While the pooled data collected from feces under the roosts cannot be associated with individual bats, data collected from individual bats during catching sessions can provide additional information on how age and species impact prevalence dynamics. From the individual samples the age and species of the bats were recorded. Using individual samples only we fit a dynamic binary regression model using the model specified in Eqs. 1–3; however, with pools of size one this reduces to the standard logistic regression framework coupled with a time-varying term from the GP. With this model framework, differences in prevalence dynamics can be explored across age, sex, and species for each coronavirus clade and evaluated using LOOIC.

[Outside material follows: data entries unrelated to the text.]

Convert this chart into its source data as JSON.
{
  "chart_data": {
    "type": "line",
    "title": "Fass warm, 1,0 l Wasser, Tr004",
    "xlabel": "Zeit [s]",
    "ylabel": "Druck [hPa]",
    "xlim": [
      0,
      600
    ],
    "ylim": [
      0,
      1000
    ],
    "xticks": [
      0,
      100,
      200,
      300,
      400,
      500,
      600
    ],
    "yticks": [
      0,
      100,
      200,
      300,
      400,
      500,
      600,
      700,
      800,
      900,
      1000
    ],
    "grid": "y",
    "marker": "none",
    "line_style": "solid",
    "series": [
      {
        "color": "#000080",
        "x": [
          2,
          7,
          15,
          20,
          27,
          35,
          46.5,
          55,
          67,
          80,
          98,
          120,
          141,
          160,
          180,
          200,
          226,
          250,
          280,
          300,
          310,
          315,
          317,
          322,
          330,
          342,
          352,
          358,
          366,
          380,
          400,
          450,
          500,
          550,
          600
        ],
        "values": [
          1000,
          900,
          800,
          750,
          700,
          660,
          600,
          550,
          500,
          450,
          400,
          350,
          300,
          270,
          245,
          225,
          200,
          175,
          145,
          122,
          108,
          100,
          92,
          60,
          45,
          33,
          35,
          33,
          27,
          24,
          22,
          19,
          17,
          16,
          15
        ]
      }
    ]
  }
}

Association across viral clades

To assess potential co-infection, or statistical associations, between viral clades and bat age classes, we performed a chi-squared test of association. For this test we used only the results from individual bats. We aimed to understand whether an individual flying fox is more likely to be infected with two coronavirus clades if it was already infected with one clade. This analysis can indicate potential co-infection associations. Following this initial step, we estimated the conditional probabilities of individual bats testing positive for a specific viral clade given that they were positive for another one. The combination of these two approaches allowed us to discuss the potential for co-infections and interactions between pairs of viral clades.